Case-sensitive or not

I have written far more code in Pascal/Delphi than in C/C++, but enough of both to compare what it's like to have a language that's case-sensitive or not. I personally find it an advantage of Pascal that it's case-insensitive, but in practice write code as if it was not, very strictly so. But it's more of a personal code hygene thing I don't get compiler support for. C/C++ has a history of trying to get the compiler as performant as possible on old hardware. It's why a single equal sign was chosen for assigment and a double equal sign to compare values. So I guess it figured to stick with case sensitivity since it is what you get with binary comparing strings. But I very much regret it got used in codebases that have seen wide adoption, where constants exists in all-caps, but important variables have the same names in miniscules.

So for this new language I select case-sensitivity, but very strongly urge to avoid declaring multilpe things with the same name with different capitalization. I thought about having the language prevent this, or have case-insensitivity anyway to prevent this and keep to virtual case-sensitivity myself, but I don't like languages that take freedom away. So you have the freedom to, but the warm, friendly advice not to.

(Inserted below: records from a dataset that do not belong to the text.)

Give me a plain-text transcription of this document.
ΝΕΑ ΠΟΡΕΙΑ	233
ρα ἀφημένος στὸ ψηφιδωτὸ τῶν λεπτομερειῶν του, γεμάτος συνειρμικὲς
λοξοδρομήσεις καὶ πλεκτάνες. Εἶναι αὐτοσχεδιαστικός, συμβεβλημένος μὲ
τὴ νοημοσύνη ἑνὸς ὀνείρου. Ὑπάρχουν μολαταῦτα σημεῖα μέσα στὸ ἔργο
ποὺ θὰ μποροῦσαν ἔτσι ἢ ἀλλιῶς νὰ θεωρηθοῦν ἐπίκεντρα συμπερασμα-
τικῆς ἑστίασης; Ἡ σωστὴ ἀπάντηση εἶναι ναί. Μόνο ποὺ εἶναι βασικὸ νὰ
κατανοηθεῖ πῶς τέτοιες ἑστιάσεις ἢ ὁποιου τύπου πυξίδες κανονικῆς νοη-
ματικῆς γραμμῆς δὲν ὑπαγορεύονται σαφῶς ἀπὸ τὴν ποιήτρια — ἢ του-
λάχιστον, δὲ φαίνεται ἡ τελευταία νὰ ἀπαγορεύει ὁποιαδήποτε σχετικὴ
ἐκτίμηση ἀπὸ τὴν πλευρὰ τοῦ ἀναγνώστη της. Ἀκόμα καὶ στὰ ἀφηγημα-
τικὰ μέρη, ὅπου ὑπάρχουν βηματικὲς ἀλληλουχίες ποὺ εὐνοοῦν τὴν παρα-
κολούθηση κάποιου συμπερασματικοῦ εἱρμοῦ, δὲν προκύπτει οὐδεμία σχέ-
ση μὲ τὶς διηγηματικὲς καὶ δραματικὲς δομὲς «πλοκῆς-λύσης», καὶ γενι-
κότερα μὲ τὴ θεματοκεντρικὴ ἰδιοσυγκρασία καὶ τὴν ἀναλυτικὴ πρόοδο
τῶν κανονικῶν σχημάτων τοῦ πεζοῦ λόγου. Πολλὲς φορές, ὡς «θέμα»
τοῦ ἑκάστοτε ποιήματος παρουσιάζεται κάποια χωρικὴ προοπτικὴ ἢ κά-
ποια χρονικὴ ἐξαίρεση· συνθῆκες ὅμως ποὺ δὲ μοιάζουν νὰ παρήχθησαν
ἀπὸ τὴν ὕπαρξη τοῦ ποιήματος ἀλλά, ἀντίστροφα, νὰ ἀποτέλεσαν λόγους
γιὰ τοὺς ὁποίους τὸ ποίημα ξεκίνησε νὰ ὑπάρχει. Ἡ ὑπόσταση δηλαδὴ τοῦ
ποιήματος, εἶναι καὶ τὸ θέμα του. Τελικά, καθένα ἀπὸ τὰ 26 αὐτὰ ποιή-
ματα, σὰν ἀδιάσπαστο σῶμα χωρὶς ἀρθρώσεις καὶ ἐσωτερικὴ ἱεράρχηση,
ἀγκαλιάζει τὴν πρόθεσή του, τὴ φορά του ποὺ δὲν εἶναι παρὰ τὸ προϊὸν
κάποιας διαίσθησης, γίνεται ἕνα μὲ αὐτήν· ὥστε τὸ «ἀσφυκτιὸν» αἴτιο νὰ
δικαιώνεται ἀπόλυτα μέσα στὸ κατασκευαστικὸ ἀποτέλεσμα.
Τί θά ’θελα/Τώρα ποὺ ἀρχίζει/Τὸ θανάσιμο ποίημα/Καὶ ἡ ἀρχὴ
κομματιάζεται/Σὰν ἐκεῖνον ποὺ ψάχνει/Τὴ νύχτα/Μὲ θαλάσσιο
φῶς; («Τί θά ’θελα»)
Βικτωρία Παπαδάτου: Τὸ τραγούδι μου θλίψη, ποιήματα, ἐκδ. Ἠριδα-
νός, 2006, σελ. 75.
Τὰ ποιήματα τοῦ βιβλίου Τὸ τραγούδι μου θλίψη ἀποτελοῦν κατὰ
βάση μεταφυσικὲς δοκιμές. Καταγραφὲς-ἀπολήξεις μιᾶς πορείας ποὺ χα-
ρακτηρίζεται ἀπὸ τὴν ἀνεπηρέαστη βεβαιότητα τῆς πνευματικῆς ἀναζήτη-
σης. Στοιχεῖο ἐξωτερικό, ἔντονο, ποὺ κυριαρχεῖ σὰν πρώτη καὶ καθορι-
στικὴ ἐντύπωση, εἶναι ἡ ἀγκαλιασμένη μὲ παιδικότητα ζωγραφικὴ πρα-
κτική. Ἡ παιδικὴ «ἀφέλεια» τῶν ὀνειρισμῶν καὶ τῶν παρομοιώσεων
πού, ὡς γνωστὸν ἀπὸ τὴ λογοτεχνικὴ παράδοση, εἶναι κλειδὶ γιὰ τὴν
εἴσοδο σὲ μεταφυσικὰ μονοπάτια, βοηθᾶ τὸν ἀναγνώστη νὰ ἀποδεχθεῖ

Prefix increment/decrement

I never use them. I think they're never good for readability. i++; I can live with. for(i=0;i<x;i++) is clear in one glance what's going on. Or in the new form: &({i=0}i<x{i++}). Therefore I don't have them here. Use postfix ++ and -- only.

Reflection/Introspection

Reflection is not something I was looking for in a first version. It could get added later, if you want to go CLR or JVM then it's possibly required. To get a good first feel how the language is to work with I guess we'll do just fine with code that can't query it's own build-up. Hashes (kay-value stores) and/or JSON objects should provide enough of what we need.

The Name

When taking on a project, selecting the programming language is a strategic choice. One of many, but still, part of the strategy. That's mainly where the name comes from. If I have a quick search of the web for "Strato" there's a philosopher and an Indo-Greek king, and nothing really computer-related (except a hosting provoder in Germany, hmm). I think it passes the "bar exam" (where you test the understandability of a brand name by shouting it to someone in a crowded bar), should try that, though, one day.

Why

Of course people are going to ask why. I have that with many projects I undertake. I have no plans to take over the world, none at all. This is something I needed to do for myself, to deepen the knowledge of the theoretics of programming languages. It helps me appreciate even more the effort that went into the more established languages I use for the day to day work. It's a way to vent for me. I took a chance to put anything in I want for a language, and leave out what I don't like about languages, and see if the result would be anything workable. I enjoy creating something, putting some work in and have a usable result. I share this so it may mean something to someone else as well, and perhaps, just maybe, it will grow into something more with the help of anyone that gets inspired by my work.